Friday, March 6, 2026

DICT to launch public complaints portal for courier and delivery services

The Department of Information and Communications Technology (DICT) is set to launch “Oplan Bantay Padala”, a public complaints platform aimed at monitoring the service quality of private courier and delivery firms, as consumer issues involving delayed deliveries and lost parcels continue to rise.

The initiative will allow the public to file complaints against Private Express and/or Messengerial Delivery Service (PEMEDES) operators for problems such as delivery delays, missing items, and other service-related violations.

The portal will be accessible through the DICT website, designed for mobile use, and will rely on anonymized data to protect complainants while generating aggregate performance statistics.

Oplan Bantay Padala follows the rollout of Oplan Bantay Signal, which enables users to report mobile network quality nationwide. Unlike the current system, where complaints are handled internally by operators with limited public visibility, the new platform will make performance data accessible to regulators and consumers alike.

 “With the current setup, complaints are handled internally with limited public visibility into operator performance.

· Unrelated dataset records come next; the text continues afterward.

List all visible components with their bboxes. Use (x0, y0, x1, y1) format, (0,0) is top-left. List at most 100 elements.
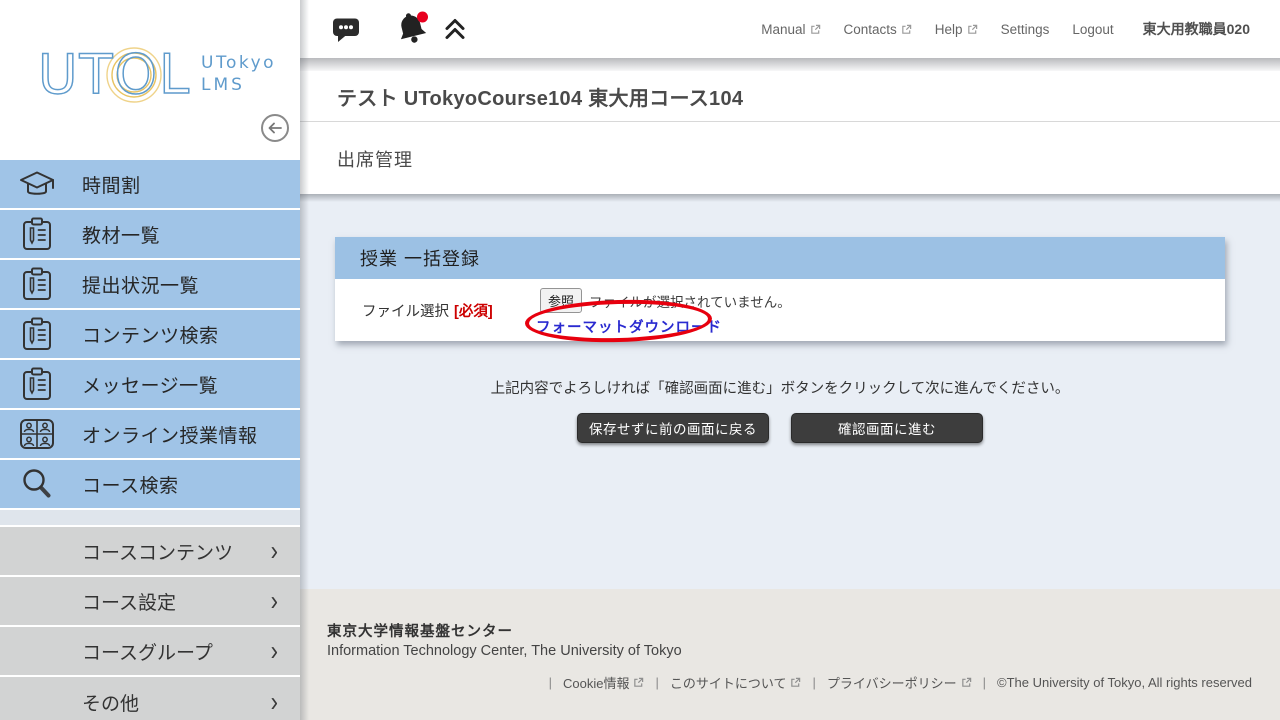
notification-badge-dot (417, 12, 428, 23)
chevron-right-icon: › (271, 587, 278, 615)
nav-link-contacts[interactable]: Contacts (844, 22, 912, 37)
browse-file-button[interactable]: 参照 (540, 288, 582, 313)
utol-logo: UTOL UTokyo LMS (38, 42, 288, 112)
external-link-icon (901, 24, 912, 35)
sidebar-item-course-group[interactable]: コースグループ › (0, 627, 300, 675)
footer-separator: | (655, 675, 658, 690)
external-link-icon (967, 24, 978, 35)
clipboard-icon (17, 367, 57, 401)
external-link-icon (633, 677, 644, 688)
sidebar-item-label: 時間割 (82, 171, 141, 198)
file-select-label-group: ファイル選択 [必須] (362, 279, 493, 341)
footer-separator: | (983, 675, 986, 690)
panel-title: 授業 一括登録 (360, 245, 480, 271)
footer-link-label: このサイトについて (670, 673, 787, 692)
nav-link-label: Manual (761, 22, 805, 37)
sidebar-item-timetable[interactable]: 時間割 (0, 160, 300, 208)
main-content: 授業 一括登録 ファイル選択 [必須] 参照 ファイルが選択されていません。 フ… (300, 194, 1280, 589)
footer-org-name-en: Information Technology Center, The Unive… (327, 643, 682, 659)
no-file-selected-text: ファイルが選択されていません。 (589, 291, 791, 311)
footer-separator: | (549, 675, 552, 690)
top-bar: Manual Contacts Help Settings (300, 0, 1280, 58)
chevron-right-icon: › (271, 688, 278, 716)
clipboard-icon (17, 217, 57, 251)
clipboard-icon (17, 317, 57, 351)
arrow-left-icon (267, 121, 283, 135)
nav-link-label: Help (935, 22, 963, 37)
sidebar-item-submissions[interactable]: 提出状況一覧 (0, 260, 300, 308)
topbar-shadow (300, 58, 1280, 71)
proceed-to-confirm-button[interactable]: 確認画面に進む (791, 413, 983, 443)
external-link-icon (790, 677, 801, 688)
logo-sub-text-2: LMS (201, 75, 245, 95)
sidebar-collapse-button[interactable] (261, 114, 289, 142)
file-select-label: ファイル選択 (362, 300, 449, 321)
sidebar-menu: 時間割 教材一覧 (0, 160, 300, 720)
sidebar: UTOL UTokyo LMS 時間割 (0, 0, 300, 720)
sidebar-subitem-label: その他 (82, 689, 139, 716)
sidebar-item-label: オンライン授業情報 (82, 421, 258, 448)
sidebar-item-course-contents[interactable]: コースコンテンツ › (0, 527, 300, 575)
required-badge: [必須] (454, 300, 493, 321)
logo-main-text: UTOL (38, 43, 191, 106)
course-title-block: テスト UTokyoCourse104 東大用コース104 (300, 71, 1280, 122)
sidebar-item-label: 提出状況一覧 (82, 271, 199, 298)
course-title: テスト UTokyoCourse104 東大用コース104 (337, 82, 743, 111)
messages-bubble-icon[interactable] (331, 16, 361, 43)
utol-lms-page: UTOL UTokyo LMS 時間割 (0, 0, 1280, 720)
sidebar-item-materials[interactable]: 教材一覧 (0, 210, 300, 258)
file-input-control: 参照 ファイルが選択されていません。 フォーマットダウンロード (540, 288, 791, 337)
top-navigation: Manual Contacts Help Settings (761, 0, 1250, 58)
logged-in-username: 東大用教職員020 (1143, 19, 1250, 39)
sidebar-item-label: 教材一覧 (82, 221, 160, 248)
panel-header: 授業 一括登録 (335, 237, 1225, 279)
sidebar-item-online-class[interactable]: オンライン授業情報 (0, 410, 300, 458)
footer-link-privacy-policy[interactable]: プライバシーポリシー (827, 673, 972, 692)
footer-link-label: Cookie情報 (563, 673, 629, 692)
collapse-header-icon[interactable] (443, 17, 467, 41)
footer-link-label: プライバシーポリシー (827, 673, 957, 692)
bulk-register-panel: 授業 一括登録 ファイル選択 [必須] 参照 ファイルが選択されていません。 フ… (335, 237, 1225, 341)
sidebar-item-course-search[interactable]: コース検索 (0, 460, 300, 508)
online-class-grid-icon (17, 418, 57, 450)
chevron-right-icon: › (271, 537, 278, 565)
footer-separator: | (812, 675, 815, 690)
sidebar-item-others[interactable]: その他 › (0, 677, 300, 720)
nav-link-label: Settings (1001, 22, 1050, 37)
back-without-save-button[interactable]: 保存せずに前の画面に戻る (577, 413, 769, 443)
nav-link-label: Logout (1072, 22, 1113, 37)
sidebar-subitem-label: コースグループ (82, 638, 213, 665)
nav-link-manual[interactable]: Manual (761, 22, 820, 37)
sidebar-item-course-settings[interactable]: コース設定 › (0, 577, 300, 625)
logo-area: UTOL UTokyo LMS (0, 0, 300, 160)
sidebar-item-messages[interactable]: メッセージ一覧 (0, 360, 300, 408)
sidebar-divider-strip (0, 510, 300, 525)
format-download-link[interactable]: フォーマットダウンロード (536, 316, 722, 337)
copyright-text: ©The University of Tokyo, All rights res… (997, 675, 1252, 690)
notifications-bell-icon[interactable] (394, 10, 432, 46)
action-button-row: 保存せずに前の画面に戻る 確認画面に進む (335, 413, 1225, 443)
nav-link-help[interactable]: Help (935, 22, 978, 37)
footer-links-row: | Cookie情報 | このサイトについて | プライバシーポリシー (549, 673, 1252, 692)
external-link-icon (961, 677, 972, 688)
graduation-cap-icon (17, 169, 57, 199)
page-title: 出席管理 (337, 146, 413, 172)
sidebar-item-label: メッセージ一覧 (82, 371, 218, 398)
footer-org-name-jp: 東京大学情報基盤センター (327, 620, 513, 641)
clipboard-icon (17, 267, 57, 301)
search-icon (17, 467, 57, 501)
external-link-icon (810, 24, 821, 35)
panel-body: ファイル選択 [必須] 参照 ファイルが選択されていません。 フォーマットダウン… (335, 279, 1225, 341)
page-title-block: 出席管理 (300, 123, 1280, 194)
nav-link-label: Contacts (844, 22, 897, 37)
sidebar-item-label: コース検索 (82, 471, 179, 498)
nav-link-settings[interactable]: Settings (1001, 22, 1050, 37)
sidebar-subitem-label: コースコンテンツ (82, 538, 233, 565)
footer-link-cookie[interactable]: Cookie情報 (563, 673, 644, 692)
page-footer: 東京大学情報基盤センター Information Technology Cent… (300, 589, 1280, 720)
sidebar-item-content-search[interactable]: コンテンツ検索 (0, 310, 300, 358)
instruction-text: 上記内容でよろしければ「確認画面に進む」ボタンをクリックして次に進んでください。 (335, 377, 1225, 398)
nav-link-logout[interactable]: Logout (1072, 22, 1113, 37)
sidebar-item-label: コンテンツ検索 (82, 321, 219, 348)
footer-link-about-site[interactable]: このサイトについて (670, 673, 802, 692)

Oplan Bantay Padala will open a public-facing online portal that enables consumers to report the performance of PEMEDES operators to the DICT,” DICT secretary Henry Aguda said.

The DICT’s Postal Regulation Division, which oversees PEMEDES operators, said the platform will feature a real-time dashboard showing complaint volumes per operator across selectable timeframes, including monthly, quarterly, and annual views.

The system will also display the status of complaint resolution, with plans to later add metrics such as complaint trends, categories, and response times.

For consumers, the portal is expected to provide clearer visibility into the track records of delivery firms, particularly for online shopping and remittance transactions. For regulators, the system is intended to support data-driven enforcement by identifying operators with repeated or unresolved complaints.

Once operational, the DICT said Oplan Bantay Padala will mark the first government-run platform in the country to publicly aggregate and track consumer complaints against courier and delivery service providers.